Wandering of a Wing-Tip Vortex: Rapid Scanning and Correction of Fixed-Point Measurements

Oscillations of a wing-tip vortex over planes orthogonal to the freestream direction are typically ascribed to a specific fluid dynamic phenomenon, which is referred to as vortex wandering or meandering. Vortex wandering affects noticeably fixed-point measurements, producing measured vortices with larger size and weaker intensity than the actual ones, and thus methods for correction of wandering smoothing effects are needed. For this survey, the tip vortex generated from a tapered NACA 0012 half-wing is measured through the rapid scanning technique, which consists of quickly traversing a five-hole pressure probe through the vortex core to obtain velocity signals practically not affected by wandering. Rapid scanning allows evaluating probability distributions of the vortex center positions, which are found to be characterized by bivariate normal probability density functions.
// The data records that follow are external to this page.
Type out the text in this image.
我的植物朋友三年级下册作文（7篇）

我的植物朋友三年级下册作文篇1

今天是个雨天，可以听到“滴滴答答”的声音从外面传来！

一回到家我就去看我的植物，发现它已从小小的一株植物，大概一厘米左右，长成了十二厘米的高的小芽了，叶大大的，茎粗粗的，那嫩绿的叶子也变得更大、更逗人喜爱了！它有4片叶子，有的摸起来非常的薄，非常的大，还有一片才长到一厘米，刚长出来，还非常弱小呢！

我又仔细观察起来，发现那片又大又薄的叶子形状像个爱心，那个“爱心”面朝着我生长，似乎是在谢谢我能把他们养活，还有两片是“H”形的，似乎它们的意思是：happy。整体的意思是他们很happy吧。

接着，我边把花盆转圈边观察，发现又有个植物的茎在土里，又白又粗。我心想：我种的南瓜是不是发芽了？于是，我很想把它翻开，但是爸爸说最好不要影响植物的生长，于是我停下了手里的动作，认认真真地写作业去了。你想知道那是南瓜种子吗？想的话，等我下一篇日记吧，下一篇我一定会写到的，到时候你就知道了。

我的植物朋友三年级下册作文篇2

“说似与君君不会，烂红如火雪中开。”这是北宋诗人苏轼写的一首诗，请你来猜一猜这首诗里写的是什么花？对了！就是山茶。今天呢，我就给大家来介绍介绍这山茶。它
Estimate of wandering smoothing effects on fixed-point measurements is carried out by comparing rapid scanning data not affected by wandering with fixed-point three-sensor hot-film measurements. The vortex strength seems to be the main vortex parameter controlling wandering; wandering amplitude is reduced by increasing wing angle of attack or freestream velocity or by reducing streamwise distance from the wing. However, a sufficiently strong or concentrated vortex can be weakly affected by wandering.